Ademais, os pedidos e os documentos que os acompanham devem ser enviados redigidos no idioma oficial do Estado-Membro requerido (artigo 5.º), ou numa outra língua que este Estado-Membro aceite, pois cada Estado deve indicar sua língua (ou suas línguas) oficial, bem como outra(s) língua(s), dentre as oficiais da Comunidade Européia, em que pode aceitar o pedido de obtenção de prova. Portugal indicou, além do português, o espanhol, pela similaridade com o idioma pátrio.

A transmissão do pedido e das demais comunicações, inclusive da devolução com o cumprimento da obtenção da prova, é feita pela "via mais rápida", desde que possa ser aceita pelo Estado-Membro requerido e que o conteúdo do documento seja fiel ao expedido pelo Tribunal requerente e que todas as informações sejam legíveis.

O meio, ou canal de transmissão do pedido e das outras comunicações não precisa ser o mesmo, podendo variar dependendo de sua adequação e função, respeitando-se a regra da celeridade. Esse foi um dos maiores avanços do sistema do Regulamento, o que possibilita o uso dos meios eletrônicos e digitais, tais como "fac simile" e o envio por endereço eletrônico (e-mail), pela rede mundial de computadores, ou qualquer outro meio similar.

O progresso do diploma comunitário demonstra a preocupação da Comunidade Européia com as mudanças e avanços no cotidiano das pessoas. Logicamente que a integralidade das informações contidas no pedido e nas comunicações não podem ser afetadas pelo canal de transmissão: se houver incompatibilidade entre o meio de transmissão desejado e o objeto a ser transmitido, deve-se procurar um outro tipo de canal, para que seja respeitada a regra da celeridade, tendo em vista que o envio por um meio inadequado apenas traria problemas e atrasos na execução da obtenção de prova.

Enviado o pedido, o Tribunal requerido deve fazer o juízo de admissibilidade prévio, ou seja, analisar se está redigido no idioma adequado (artigo 5.º) e se as informações cumprem as exigências de fidelidade, conformidade e legibilidade previtos no artigo 6.º, in fine. Seja qual for a decisão do juízo de admissibilidade, o Tribunal requerido tem o prazo de 7 (sete) dias para enviar o aviso de recebimento do pedido para o Tribunal requerente, a contar da data de sua recepção. Para esse efeito será utilizado o formulário B. Caso o pedido não preencha as condições estabelecidas nos artigos 5.º e 6.º, o Tribunal requerido constará a falha no aviso de recepção.

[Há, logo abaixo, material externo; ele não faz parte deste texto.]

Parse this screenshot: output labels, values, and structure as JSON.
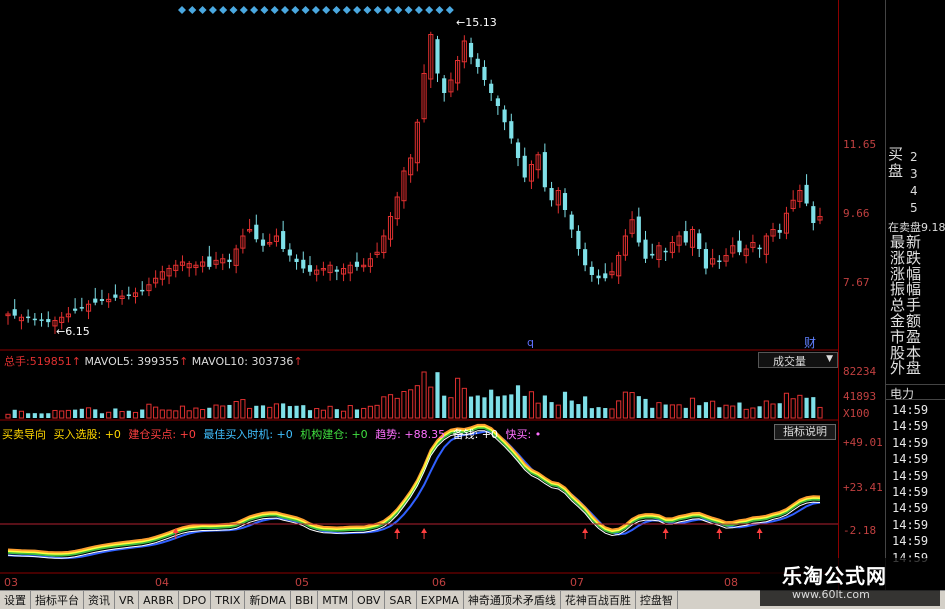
{
  "price_axis": [
    "11.65",
    "9.66",
    "7.67"
  ],
  "volume_axis": [
    "82234",
    "41893",
    "X100"
  ],
  "indicator_axis": [
    "+49.01",
    "+23.41",
    "-2.18"
  ],
  "high_label": "15.13",
  "low_label": "6.15",
  "chart_marker": "q",
  "finance_marker": "财",
  "volume_header": {
    "vol_label": "总手:",
    "vol_value": "519851",
    "ma5_label": "MAVOL5:",
    "ma5_value": "399355",
    "ma10_label": "MAVOL10:",
    "ma10_value": "303736"
  },
  "volume_selector": "成交量",
  "indicator_header": {
    "name": "买卖导向",
    "item1": "买入选股: +0",
    "item2": "建仓买点: +0",
    "item3": "最佳买入时机: +0",
    "item4": "机构建仓: +0",
    "item5": "趋势: +88.35",
    "item6": "备钱: +0",
    "item7": "快买: •"
  },
  "indicator_button": "指标说明",
  "dates": [
    "03",
    "04",
    "05",
    "06",
    "07",
    "08"
  ],
  "right_panel": {
    "buy_title": "买盘",
    "buy_numbers": [
      "2",
      "3",
      "4",
      "5"
    ],
    "outer_label": "在卖盘9.18",
    "menu": [
      "最新",
      "涨跌",
      "涨幅",
      "振幅",
      "总手",
      "金额",
      "市盈",
      "股本",
      "外盘"
    ],
    "power": "电力",
    "times": [
      "14:59",
      "14:59",
      "14:59",
      "14:59",
      "14:59",
      "14:59",
      "14:59",
      "14:59",
      "14:59",
      "14:59"
    ]
  },
  "tabs": [
    "设置",
    "指标平台",
    "资讯",
    "VR",
    "ARBR",
    "DPO",
    "TRIX",
    "新DMA",
    "BBI",
    "MTM",
    "OBV",
    "SAR",
    "EXPMA",
    "神奇通顶术矛盾线",
    "花神百战百胜",
    "控盘智"
  ],
  "watermark": {
    "logo": "乐淘公式网",
    "url": "www.60lt.com"
  },
  "colors": {
    "up": "#e03030",
    "down": "#7fe0e8",
    "axis": "#c04040",
    "grid": "#8b0000"
  },
  "chart_data": {
    "type": "candlestick",
    "price_range": [
      5.6,
      15.6
    ],
    "closes": [
      6.4,
      6.35,
      6.3,
      6.3,
      6.25,
      6.2,
      6.15,
      6.2,
      6.3,
      6.4,
      6.5,
      6.6,
      6.7,
      6.75,
      6.8,
      6.85,
      6.9,
      6.95,
      7.0,
      7.05,
      7.1,
      7.3,
      7.5,
      7.7,
      7.8,
      7.9,
      8.0,
      7.95,
      7.9,
      8.0,
      7.85,
      8.05,
      8.1,
      8.0,
      8.4,
      8.8,
      9.0,
      8.7,
      8.5,
      8.6,
      8.8,
      8.4,
      8.2,
      8.0,
      7.8,
      7.7,
      7.75,
      7.8,
      7.9,
      7.7,
      7.8,
      7.9,
      7.85,
      7.9,
      8.1,
      8.3,
      8.8,
      9.4,
      10.0,
      10.8,
      11.2,
      12.3,
      13.8,
      15.0,
      13.8,
      13.2,
      13.6,
      14.2,
      14.8,
      14.3,
      14.0,
      13.6,
      13.2,
      12.8,
      12.3,
      11.8,
      11.2,
      10.6,
      11.0,
      11.3,
      10.3,
      9.9,
      10.2,
      9.6,
      9.0,
      8.4,
      7.9,
      7.6,
      7.5,
      7.5,
      7.7,
      8.2,
      8.8,
      9.3,
      8.6,
      8.1,
      8.2,
      8.5,
      8.3,
      8.6,
      8.8,
      8.6,
      9.0,
      8.4,
      7.8,
      8.1,
      8.0,
      8.2,
      8.5,
      8.3,
      8.4,
      8.6,
      8.4,
      8.8,
      9.0,
      8.9,
      9.5,
      9.9,
      10.2,
      9.8,
      9.2,
      9.4
    ],
    "volume_range": [
      0,
      82234
    ],
    "indicator_range": [
      -20,
      49.01
    ]
  }
}
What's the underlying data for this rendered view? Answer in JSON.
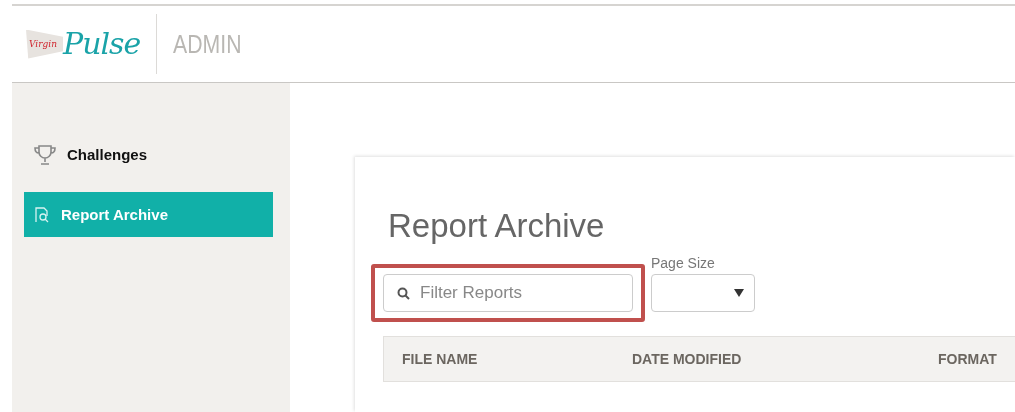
{
  "header": {
    "logo": {
      "brand": "Virgin",
      "name": "Pulse"
    },
    "section": "ADMIN"
  },
  "sidebar": {
    "items": [
      {
        "label": "Challenges",
        "kind": "trophy",
        "selected": false
      },
      {
        "label": "Report Archive",
        "kind": "report",
        "selected": true
      }
    ]
  },
  "main": {
    "title": "Report Archive",
    "filter": {
      "placeholder": "Filter Reports",
      "highlighted": true
    },
    "page_size": {
      "label": "Page Size"
    },
    "table": {
      "columns": [
        "FILE NAME",
        "DATE MODIFIED",
        "FORMAT"
      ]
    }
  }
}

Se o meio de transmissão do pedido impossibilitar a identificação do Tribunal requerente, o Tribunal requerido não possuirá dados adequados para acusar seu recebimento. Dessa forma, entendemos que o Tribunal requerido deve permanecer inerte e esperar a próxima comunicação do Tribunal requerente, a qual deve ocorrer na sequência do final do prazo para o Tribunal requerido avisar o recebimento do pedido.

Mesmo o Tribunal requerido não sendo o competente para execução do pedido de obtenção de provas, deve realizar o juízo de admissibilidade prévio e, preenchidas as condições dos artigos 5.º e 6.º, o Tribunal incompetente deve retransmitir o pedido ao Tribunal competente de seu Estado-Membro, ou à entidade central e comunicar o Tribunal requerente do ocorrido através do formulário A. Assim que o Tribunal competente receber o pedido deverá enviar o aviso de recebimento através do formulário B. Pensamos que o Tribunal incompetente deve observar o prazo de 7 (sete) dias para retransmissão do pedido e comunicar o Tribunal requerente do ocorrido.

Ultrapassada essa fase preliminar, o Tribunal requerido competente deve analisar criteriosamente, por meio de um juízo de admissibilidade definitivo, se o pedido contém todas as informações constantes do artigo 4.º, ou seja, se sua forma e conteúdo estão adequados. Se o pedido não puder ser executado por não apresentar todas as informações necessárias, o Tribunal requerido deve informar o Tribunal requerente "sem demora", no prazo máximo de 30 (trinta) dias, a contar da recepção do pedido, os dados faltantes e que deverão ser prestados com a máxima precisão. Para esse efeito, utilizar-se-á o formulário C.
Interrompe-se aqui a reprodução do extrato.